Enfin, comment ne pas rappeler que, bien que n’étant officiellement entrée en guerre que le 22 Juin 1941 (avant, elle était l’alliée de l’Allemagne nazie, ce qui, aujourd’hui, n’est guère politiquement correct), l’URSS a eu des morts lors de la Guerre d’Hiver contre la Finlande (30 Novembre 1939 – 13 Mars 1940) et lors de l’agression contre la Pologne (à compter du 17 septembre 1939).

Or, dans la deuxième moitié des années 30, l’Armée rouge avait été victimes des Grandes Purges,  menées à grande échelle par le Parti communiste d’URSS pour éliminer les opposants politiques, réels ou supposés, de Staline.

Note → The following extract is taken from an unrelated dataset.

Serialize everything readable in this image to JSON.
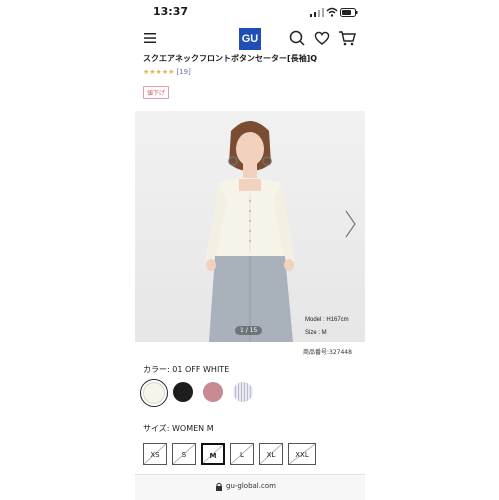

C’est ainsi qu’entre Juin 1937 et Juillet 1938 ont été exécutés :

   # 4 Maréchaux sur 5, dont le plus célèbre, le Maréchal Mikhaïl Toukhatchevski, arrêté le 22 Mai et fusillé le 12 Juin 1937 ;
   # 14 Généraux d’armée sur 16 ;
   # 60 Généraux de corps d’armée sur 67 ;
   # 136 Généraux de division sur 199 ;
   # Tous les Amiraux (8) ;
   # Tous les Commissaires politiques (11) ;
   # 20 à 30 000 Officiers.

Le Maréchal Mikhaïl Toukhatchevski

Certains historiens considèrent que cette purge a eu une influence considérable sur la conduite de la guerre, constatant que c’étaient principalement les partisans des blindés qui avaient été exécutés. Mais, a contrario, elle a permis à Staline de se débarrasser d’un rival potentiel, Toukhatchevski, présentant un danger pour son pouvoir absolu, et partisan d’une attaque préventive contre l’Allemagne, alors que lui voulait pouvoir s’entendre avec Hitler sur le dos des anglo-français.

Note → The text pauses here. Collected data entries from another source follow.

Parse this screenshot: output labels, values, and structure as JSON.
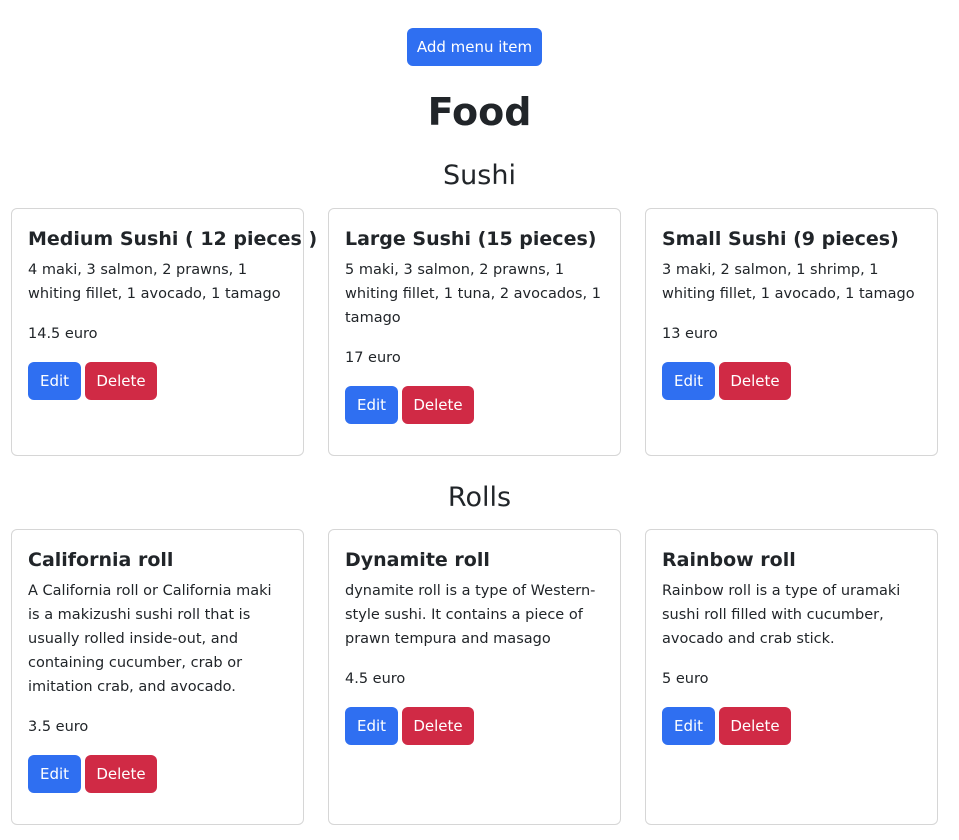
{
  "toolbar": {
    "add_label": "Add menu item"
  },
  "page": {
    "title": "Food"
  },
  "sections": [
    {
      "title": "Sushi",
      "items": [
        {
          "name": "Medium Sushi ( 12 pieces )",
          "description": "4 maki, 3 salmon, 2 prawns, 1 whiting fillet, 1 avocado, 1 tamago",
          "price": "14.5 euro",
          "edit_label": "Edit",
          "delete_label": "Delete"
        },
        {
          "name": "Large Sushi (15 pieces)",
          "description": "5 maki, 3 salmon, 2 prawns, 1 whiting fillet, 1 tuna, 2 avocados, 1 tamago",
          "price": "17 euro",
          "edit_label": "Edit",
          "delete_label": "Delete"
        },
        {
          "name": "Small Sushi (9 pieces)",
          "description": "3 maki, 2 salmon, 1 shrimp, 1 whiting fillet, 1 avocado, 1 tamago",
          "price": "13 euro",
          "edit_label": "Edit",
          "delete_label": "Delete"
        }
      ]
    },
    {
      "title": "Rolls",
      "items": [
        {
          "name": "California roll",
          "description": "A California roll or California maki is a makizushi sushi roll that is usually rolled inside-out, and containing cucumber, crab or imitation crab, and avocado.",
          "price": "3.5 euro",
          "edit_label": "Edit",
          "delete_label": "Delete"
        },
        {
          "name": "Dynamite roll",
          "description": "dynamite roll is a type of Western-style sushi. It contains a piece of prawn tempura and masago",
          "price": "4.5 euro",
          "edit_label": "Edit",
          "delete_label": "Delete"
        },
        {
          "name": "Rainbow roll",
          "description": "Rainbow roll is a type of uramaki sushi roll filled with cucumber, avocado and crab stick.",
          "price": "5 euro",
          "edit_label": "Edit",
          "delete_label": "Delete"
        }
      ]
    }
  ]
}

En septembre 1939, les 4 corps blindés existant sont dissous par le Maréchal Grigori Koulik, un bureaucrate stalinien opposé aux innovations, et il faudra attendre la défaite de la France en Mai - Juin 1940, victime de la blitzkrieg des Panzerdivisions allemandes, pour en recréer 8.

Le 22 Juin 1941, lorsque Hitler, encouragé par la faiblesse apparente de son allié de la veille, décide d’envahir l’URSS (Opération « Barbarossa »), la refonte de l’Armée rouge est bien loin d’être achevée. Les nouveaux matériels existent mais sont mal connus des troupes, et les grandes unités mécanisées manquent de cohésion et d’expérience. C’est dans l’urgence, le 23 Juin 1941, donc le lendemain de l'attaque allemande, que l’Etat-major des forces armées, la Stavka, doit être reconstitué !


Confrontée à une surprise stratégique et tactique, mais aussi à l’expérience et à une tactique supérieure de l’armée allemande, l’Armée rouge devra reculer de plusieurs centaines de kilomètres, perdant un effectif et un matériel considérables au cours de l’été 1941. Gageons que, si les officiers d’expérience exécutés en 1937 avaient été présents, les pertes n’auraient peut-être pas été aussi considérables.